Paula Barros disse... @ 15 de fevereiro de 2009 às 01:25

Sempre textos fortes e que me inquietam o pensar.

Quanto de nós está no outro, quanto do outro nos provoca, e nos remexe toda.

"O peso de uma vida balançando, provoca um som que ensandece quem escuta"
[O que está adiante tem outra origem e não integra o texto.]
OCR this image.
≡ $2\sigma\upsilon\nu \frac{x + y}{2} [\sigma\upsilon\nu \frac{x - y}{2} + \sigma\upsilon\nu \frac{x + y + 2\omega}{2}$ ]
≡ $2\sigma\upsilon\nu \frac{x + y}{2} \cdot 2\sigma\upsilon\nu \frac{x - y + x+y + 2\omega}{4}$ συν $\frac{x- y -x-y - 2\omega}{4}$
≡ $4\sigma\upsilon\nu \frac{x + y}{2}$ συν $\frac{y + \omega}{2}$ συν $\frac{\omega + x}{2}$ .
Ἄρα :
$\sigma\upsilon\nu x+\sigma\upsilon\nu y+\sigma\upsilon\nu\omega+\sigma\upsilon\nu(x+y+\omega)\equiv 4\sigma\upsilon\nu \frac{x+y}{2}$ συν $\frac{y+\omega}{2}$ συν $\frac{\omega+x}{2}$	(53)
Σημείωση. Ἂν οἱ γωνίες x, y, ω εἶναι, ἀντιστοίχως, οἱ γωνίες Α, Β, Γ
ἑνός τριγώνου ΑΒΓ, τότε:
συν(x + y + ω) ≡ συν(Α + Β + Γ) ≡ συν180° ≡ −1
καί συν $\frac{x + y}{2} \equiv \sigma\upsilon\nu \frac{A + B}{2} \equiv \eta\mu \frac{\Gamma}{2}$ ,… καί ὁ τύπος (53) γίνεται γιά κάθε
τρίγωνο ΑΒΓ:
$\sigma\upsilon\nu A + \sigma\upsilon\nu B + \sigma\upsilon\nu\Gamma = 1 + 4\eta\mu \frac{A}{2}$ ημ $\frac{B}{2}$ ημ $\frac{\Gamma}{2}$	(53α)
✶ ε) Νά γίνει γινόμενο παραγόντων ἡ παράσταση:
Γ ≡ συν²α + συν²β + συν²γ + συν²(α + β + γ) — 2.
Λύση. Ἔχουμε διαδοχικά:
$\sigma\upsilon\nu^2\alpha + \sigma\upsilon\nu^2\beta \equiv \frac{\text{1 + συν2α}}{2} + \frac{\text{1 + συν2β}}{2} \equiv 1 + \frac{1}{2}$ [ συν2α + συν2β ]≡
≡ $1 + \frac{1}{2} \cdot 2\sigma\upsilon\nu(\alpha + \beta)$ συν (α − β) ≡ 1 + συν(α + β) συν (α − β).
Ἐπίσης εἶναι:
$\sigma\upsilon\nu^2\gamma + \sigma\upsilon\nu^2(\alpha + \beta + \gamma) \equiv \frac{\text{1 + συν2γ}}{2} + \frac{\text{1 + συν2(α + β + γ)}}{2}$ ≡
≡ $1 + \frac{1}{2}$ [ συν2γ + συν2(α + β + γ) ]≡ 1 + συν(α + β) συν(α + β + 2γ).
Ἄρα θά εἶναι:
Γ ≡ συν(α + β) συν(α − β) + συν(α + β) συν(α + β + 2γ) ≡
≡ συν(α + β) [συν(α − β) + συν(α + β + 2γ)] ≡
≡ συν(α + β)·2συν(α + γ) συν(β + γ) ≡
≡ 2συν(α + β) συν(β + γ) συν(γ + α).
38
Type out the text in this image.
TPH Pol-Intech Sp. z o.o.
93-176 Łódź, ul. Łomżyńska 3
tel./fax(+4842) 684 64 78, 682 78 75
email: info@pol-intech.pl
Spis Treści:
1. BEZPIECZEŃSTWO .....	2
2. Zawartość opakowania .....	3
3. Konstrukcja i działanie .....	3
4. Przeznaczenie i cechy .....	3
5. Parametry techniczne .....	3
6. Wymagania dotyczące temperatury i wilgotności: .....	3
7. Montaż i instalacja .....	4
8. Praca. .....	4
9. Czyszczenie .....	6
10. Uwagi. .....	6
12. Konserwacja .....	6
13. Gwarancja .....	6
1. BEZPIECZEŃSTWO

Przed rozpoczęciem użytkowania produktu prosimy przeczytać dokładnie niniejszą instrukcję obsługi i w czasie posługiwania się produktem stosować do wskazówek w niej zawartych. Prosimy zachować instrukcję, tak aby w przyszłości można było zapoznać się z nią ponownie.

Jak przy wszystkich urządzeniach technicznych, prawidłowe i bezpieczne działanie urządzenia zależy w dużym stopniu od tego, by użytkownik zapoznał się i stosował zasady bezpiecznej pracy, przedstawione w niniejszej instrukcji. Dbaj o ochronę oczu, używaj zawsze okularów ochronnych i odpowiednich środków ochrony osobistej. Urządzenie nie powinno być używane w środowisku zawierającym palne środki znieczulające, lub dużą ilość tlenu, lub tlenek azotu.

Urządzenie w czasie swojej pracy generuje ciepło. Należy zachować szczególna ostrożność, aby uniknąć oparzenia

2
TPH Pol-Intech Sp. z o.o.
Essa frase me saltou as olhos e ficou comigo.

abraços

Maria Dias disse... @ 15 de fevereiro de 2009 às 09:31

Vitor é um louco e por isso todo emoção! Muito bem escrito Mai!Parabéns!


Beijos

Maria

Gilbamar disse... @ 15 de fevereiro de 2009 às 12:45

Um desencontro de sentimentos, um golple n'alma, um oceano de frenesi.

Belo, mui belo!

Fraterno abraço de Gilbamar.

Cris Animal disse... @ 15 de fevereiro de 2009 às 12:56

Oi Mai, obrigada pela visita no meu blog e ... aqui estou eu!
Acho que comecei por um lado forte. Humnano, cheio das dores e mazelas de cada um. Texto que sangra. Não o sangue vermnelho de nossas veias, mas aquele que ao longo da vida vamos juntando em veias, não menos ocultas e que algumas( ou todas) pessoas, vez ou outra os deixam derramar.
Vidas e marcas. bagagem que ficam pesadas demais para dar o seguinte passo. Eis a hora da explosão. Alguém que nos ouça: está pesado demais e eu não suporto mais!
Aadorei o texto. Não pelo sofrimento humano, óbvio, mas pela coragem de expor o sentimentos em palavras ainda que fosse tudo uma ficção, mas a vida não é ficção.
Voltarei aqui. Pode apostar.
Beijo
.............Cris Animal

bete disse... @ 15 de fevereiro de 2009 às 13:37

nossa
contundente!
bjs

Vanessa Anacleto disse... @ 15 de fevereiro de 2009 às 17:10

Mai, seus textos me tiram as palavras , meus comentários ficam vazios. Tudo que posso dizer é que é muito visual.

abraço

Cadinho RoCo disse... @ 15 de fevereiro de 2009 às 17:28

Na dor o sangue sangra.
Cadinho RoCo

Márcio Ahimsa disse... @ 15 de fevereiro de 2009 às 18:49

Ah, Mai, por vezes fico sem palavras, por vezes não sei o que dizer, estou sem palavras, apenas um verbo corrosivo diluindo minha boca, minha vontade. Adoro, adoro que tantas vezes escreves aqui, nesse tom, nesse semi tom, meio tom de verdade, de beleza, de coisas do humano, coisas que saltam aos olhos, fica estancado na memória. Agora, sobra, sobra mais que a essência, sobra tu, com tua tez, tua película e teu extrato, teu sedimento, se apertando em ti, em sensibilidade, em carinho pelo outro, pelo olhar do outro, o outro um, o outro dois, que tanto fala aqui, que tanto me deixo cair, queixo, boca aberta, olhos miúdos de uma leve miopia, um leve astigmatismo, de te ler, de te sentir por essas palavras.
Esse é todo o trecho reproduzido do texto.